Maskesiz yaşama geçmeyi her insanın istediğini fakat bunun tamamen hayatımızdan çıkacağı anlamına gelmediğini söyleyen Özlü, “Hala risk altında olan gruplar var. Aşılanmamış, 65 yaş üstü yada kronik hastalığı olanlar var. Bu kişilerde hala ölümcül seyredebiliyor. Burada en mühim şey tam doz aşılı olmak” dedi.
“Maskenin devam etmesi icap ettiğini düşünüyorum”

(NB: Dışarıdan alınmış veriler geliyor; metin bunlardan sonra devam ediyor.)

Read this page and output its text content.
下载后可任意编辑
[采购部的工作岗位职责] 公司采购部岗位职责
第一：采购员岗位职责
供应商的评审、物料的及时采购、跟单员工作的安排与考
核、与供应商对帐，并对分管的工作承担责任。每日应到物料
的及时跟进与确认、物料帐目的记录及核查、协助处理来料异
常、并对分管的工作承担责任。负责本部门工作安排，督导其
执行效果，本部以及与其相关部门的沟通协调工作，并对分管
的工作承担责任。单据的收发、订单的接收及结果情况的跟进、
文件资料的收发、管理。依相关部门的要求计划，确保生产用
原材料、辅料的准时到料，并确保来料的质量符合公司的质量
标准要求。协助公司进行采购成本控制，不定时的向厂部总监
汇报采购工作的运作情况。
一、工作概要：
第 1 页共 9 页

Kapalı alanlarda ve kalabalık yerlerde kesinlikle maskesini taktığını özetleyen Özlü, şöyleki konuştu:
“Semptom gösteren kişilerin topluma çıkmadan kendisini evde izole etmesi ehemmiyet arz ediyor. Bunlar şu anda üstüne yoğunlaşmamız ihtiyaç duyulan hedefler. Onun haricinde yaşamın düzgüsel seyrinde sıkı tedbirler lüzumlu olmaktan çıktı. Uzak doğuda insanoğlu pandemi öncesinde de nezle olduklarında maske takarlardı. Bu koşullarda maskenin devam etmesi icap ettiğini düşünüyorum. Açık havada maske takmamız asla gerekmiyor bu mevzuda rahat olalım.”